Her whole presentation was based around storytelling on the web. Basically she was motivated by the fact that she hasn’t seen great storytelling online, nothing that takes advantage of the medium. So in a proactive measure, she holed herself up with several screenwriters for a weekend and they developed a script for 8 different fictional characters. That Monday they launched Facebook profiles, twitter pages, and YouTube galleries for all of them, thus setting the stage for a character-driven story that would unfold across the internet through social networking sites.
The drama was fed to readers in pieces, if you were a friend of theirs on Facebook you would follow the plot via feeds and status updates. YouTube provided the handheld video portions of the story and places like Twitter and De.licio.us completed the narrative with what kinds of advice and pages they were looking for depending on their current dilemma. They also even had blogs.
I don’t know how successful the run was since I wasn’t involved, but I thought it was a really interesting and creative concept that tried to use the full potential of social communities as a unique way to tell a story.
A few days before this, I had actually unknowingly befriended one of the fictional characters Ali Barrett. Ordinarily I don’t “friend” people I don’t know, but several people friends had also “friended” her so I just assumed it was a case of me not remembering an introduction. It was a pretty funny moment when Golick mentioned that Barrett was one of her fictional characters.

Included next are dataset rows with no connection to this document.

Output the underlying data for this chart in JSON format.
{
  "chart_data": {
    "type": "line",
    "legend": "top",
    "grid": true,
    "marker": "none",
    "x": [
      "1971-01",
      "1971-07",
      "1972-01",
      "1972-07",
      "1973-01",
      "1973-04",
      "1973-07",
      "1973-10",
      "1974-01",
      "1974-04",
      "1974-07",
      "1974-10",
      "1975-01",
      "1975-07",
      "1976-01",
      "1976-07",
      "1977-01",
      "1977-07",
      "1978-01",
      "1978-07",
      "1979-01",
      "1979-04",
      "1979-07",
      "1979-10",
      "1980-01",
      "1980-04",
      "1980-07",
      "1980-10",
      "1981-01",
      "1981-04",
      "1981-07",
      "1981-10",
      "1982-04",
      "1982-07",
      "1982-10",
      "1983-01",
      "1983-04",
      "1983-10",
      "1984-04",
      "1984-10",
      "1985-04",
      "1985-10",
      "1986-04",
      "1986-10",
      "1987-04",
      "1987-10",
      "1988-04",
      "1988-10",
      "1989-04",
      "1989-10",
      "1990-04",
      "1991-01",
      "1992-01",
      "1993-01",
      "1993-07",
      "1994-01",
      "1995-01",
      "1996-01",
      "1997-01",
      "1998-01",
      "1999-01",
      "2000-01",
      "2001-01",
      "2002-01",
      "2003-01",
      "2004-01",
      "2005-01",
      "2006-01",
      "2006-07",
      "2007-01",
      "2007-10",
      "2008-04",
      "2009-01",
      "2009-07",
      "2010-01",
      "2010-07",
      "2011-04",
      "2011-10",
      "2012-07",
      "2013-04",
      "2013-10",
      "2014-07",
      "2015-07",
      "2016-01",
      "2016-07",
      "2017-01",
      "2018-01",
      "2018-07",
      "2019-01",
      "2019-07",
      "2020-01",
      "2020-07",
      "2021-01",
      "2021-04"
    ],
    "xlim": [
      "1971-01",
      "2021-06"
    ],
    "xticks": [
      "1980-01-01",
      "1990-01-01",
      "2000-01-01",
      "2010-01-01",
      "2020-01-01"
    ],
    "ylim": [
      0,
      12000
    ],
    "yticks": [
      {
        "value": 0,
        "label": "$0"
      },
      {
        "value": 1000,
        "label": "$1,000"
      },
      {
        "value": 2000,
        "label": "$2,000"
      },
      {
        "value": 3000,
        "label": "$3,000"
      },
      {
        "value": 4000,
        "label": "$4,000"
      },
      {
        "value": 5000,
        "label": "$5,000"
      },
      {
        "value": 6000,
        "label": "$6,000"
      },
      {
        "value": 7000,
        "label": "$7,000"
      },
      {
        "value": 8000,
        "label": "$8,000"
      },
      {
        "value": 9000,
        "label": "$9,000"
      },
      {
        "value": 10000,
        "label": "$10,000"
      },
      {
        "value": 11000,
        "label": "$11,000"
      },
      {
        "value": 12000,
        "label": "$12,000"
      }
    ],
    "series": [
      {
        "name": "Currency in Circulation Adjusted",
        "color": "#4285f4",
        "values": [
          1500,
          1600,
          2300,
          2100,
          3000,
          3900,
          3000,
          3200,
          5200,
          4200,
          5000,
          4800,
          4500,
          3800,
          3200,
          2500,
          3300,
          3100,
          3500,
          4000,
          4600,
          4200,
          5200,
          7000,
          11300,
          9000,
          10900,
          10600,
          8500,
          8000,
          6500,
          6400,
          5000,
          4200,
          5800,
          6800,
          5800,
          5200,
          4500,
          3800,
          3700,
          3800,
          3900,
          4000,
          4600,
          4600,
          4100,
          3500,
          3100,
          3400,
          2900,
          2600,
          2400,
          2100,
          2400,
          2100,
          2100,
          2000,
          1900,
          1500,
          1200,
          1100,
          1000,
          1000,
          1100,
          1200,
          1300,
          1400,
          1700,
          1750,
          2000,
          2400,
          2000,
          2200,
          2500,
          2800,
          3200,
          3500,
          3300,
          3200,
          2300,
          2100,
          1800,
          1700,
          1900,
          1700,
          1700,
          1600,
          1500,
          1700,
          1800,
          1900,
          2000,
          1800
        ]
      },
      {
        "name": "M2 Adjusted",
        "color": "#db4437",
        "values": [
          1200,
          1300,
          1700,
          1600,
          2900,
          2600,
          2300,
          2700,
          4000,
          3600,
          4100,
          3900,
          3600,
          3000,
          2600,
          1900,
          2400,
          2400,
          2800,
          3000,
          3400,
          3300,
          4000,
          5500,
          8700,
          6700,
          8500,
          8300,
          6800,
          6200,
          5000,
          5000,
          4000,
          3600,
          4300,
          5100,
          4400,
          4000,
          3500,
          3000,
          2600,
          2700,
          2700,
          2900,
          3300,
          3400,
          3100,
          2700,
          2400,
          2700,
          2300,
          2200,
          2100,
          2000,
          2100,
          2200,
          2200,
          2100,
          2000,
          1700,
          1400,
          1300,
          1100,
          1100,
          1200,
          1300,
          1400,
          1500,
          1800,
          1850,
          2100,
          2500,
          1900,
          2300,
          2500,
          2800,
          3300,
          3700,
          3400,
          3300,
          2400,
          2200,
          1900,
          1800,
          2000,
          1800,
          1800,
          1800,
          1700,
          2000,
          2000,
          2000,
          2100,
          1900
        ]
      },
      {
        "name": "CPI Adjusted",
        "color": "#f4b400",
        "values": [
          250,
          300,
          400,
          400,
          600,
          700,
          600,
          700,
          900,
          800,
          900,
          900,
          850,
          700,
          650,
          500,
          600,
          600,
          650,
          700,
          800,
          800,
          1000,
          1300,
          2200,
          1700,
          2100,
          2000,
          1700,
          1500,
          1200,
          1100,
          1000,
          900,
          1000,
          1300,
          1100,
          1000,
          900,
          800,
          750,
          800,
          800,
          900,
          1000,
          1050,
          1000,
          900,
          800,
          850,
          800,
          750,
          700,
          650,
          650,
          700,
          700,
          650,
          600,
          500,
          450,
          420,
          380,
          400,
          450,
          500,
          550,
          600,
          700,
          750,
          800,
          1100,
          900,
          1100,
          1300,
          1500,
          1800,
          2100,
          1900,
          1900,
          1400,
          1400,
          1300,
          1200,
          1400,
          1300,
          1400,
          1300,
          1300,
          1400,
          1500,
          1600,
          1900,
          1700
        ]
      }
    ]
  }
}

It was a mixture of hilarious shock and then regret that I hadn’t been in on the story sooner.
After her talk there was one woman who was very offended at having been fooled into befriending a fictional character. And in fact, Facebook has today since deleted all 8 profile pages. It’s too bad, it was something different and would have been fun to see how the next “episode” played out; as someone commented on the Story2Oh blog, it was like having someone knock on your door and ask you to come out and play.
In all honesty, I think this was a bad move for Facebook. One third of the people on there aren’t really who they say they are anyway and if you’re accepting “friend” notifications from people you don’t know, you’re opening yourself up to anything. The internet as a whole has always been buyer beware.
Footnote: this kind of reminded me of a multiplatform version of the “Lonelygirl15” web-based stories that played out on YouTube in 2006 and 2007.

I love when people ask me to come out and play. Especially when I’m at work. And it’s online so I can go.